The functions assigned to the mediator by the Entrepreneurs Act shows the conciliatory aura with which the legislator intended to provide this figure. Essentially, once the credits and theirs amounts are listed, the bankruptcy mediator calls the debtor and the creditor for a meeting where an extrajudicial payment agreement will be attempted and which should take place within the two months after the acceptance of his role as the bankruptcy mediator. In addition, within 20 days prior to the meeting, the mediator shall provide the creditors with a payment plan containing the conditions for such negotiating proposal. Furthermore, it is remarkable how the legitimacy with which the wording of new Article 3.1 endows the mediator to apply for a declaration of bankruptcy, which, until the moment, was solely a debtor and creditor’s right.

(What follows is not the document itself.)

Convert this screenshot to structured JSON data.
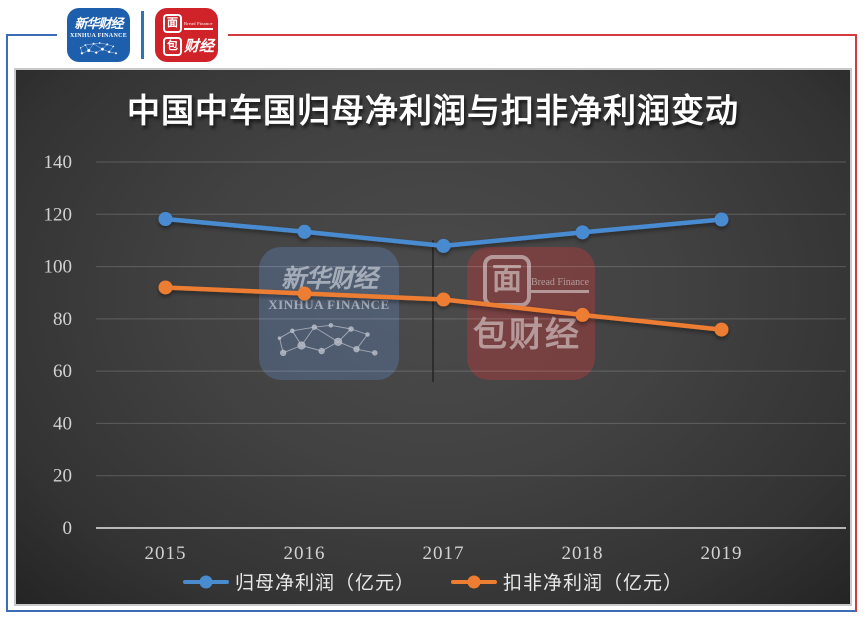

Nevertheless, the appearance of this figure has awakened positive but also negative opinions. One of the biggest controversies that have arisen is that if the extrajudicial agreement does not take place and the company is declared in bankruptcy, the mediator becomes the receiver of the company. As a consequence, it has generated doubts about the impartiality and confidentiality of the bankruptcy mediator, although it is true that the new Article 242 of the BA precludes any additional compensation to the mediator when, in case of declaration of bankruptcy, he becomes a receiver. In this regard, the eighth additional provision of BA stipulates that bankruptcy mediators’ fees are calculated in accordance with the fees previously established by the Bankruptcy Act 38/2011 for receivers.

In brief, the bankruptcy mediator is presented as a figure which still needs to be thoroughly defined but, to a great extent, linked to the receivers. The difference lies on the role entrusted to the mediator, which is to obtain payment agreements between debtors and creditors and, as rapidly and as efficiently as possible, to satisfy all possible debts, to avoid bankruptcy of the company and to ensure the business continuity.

Nowadays, the current inexperience on this procedure leaves uncertainty about whether such assimilation will be positive or negative in order to achieve the goals launched by the Act 14/2013. Therefore, it remains to be seen whether the practical implementation of this figure – the bankruptcy mediator – into insolvency situations, will satisfy the business crisis occurring in our country.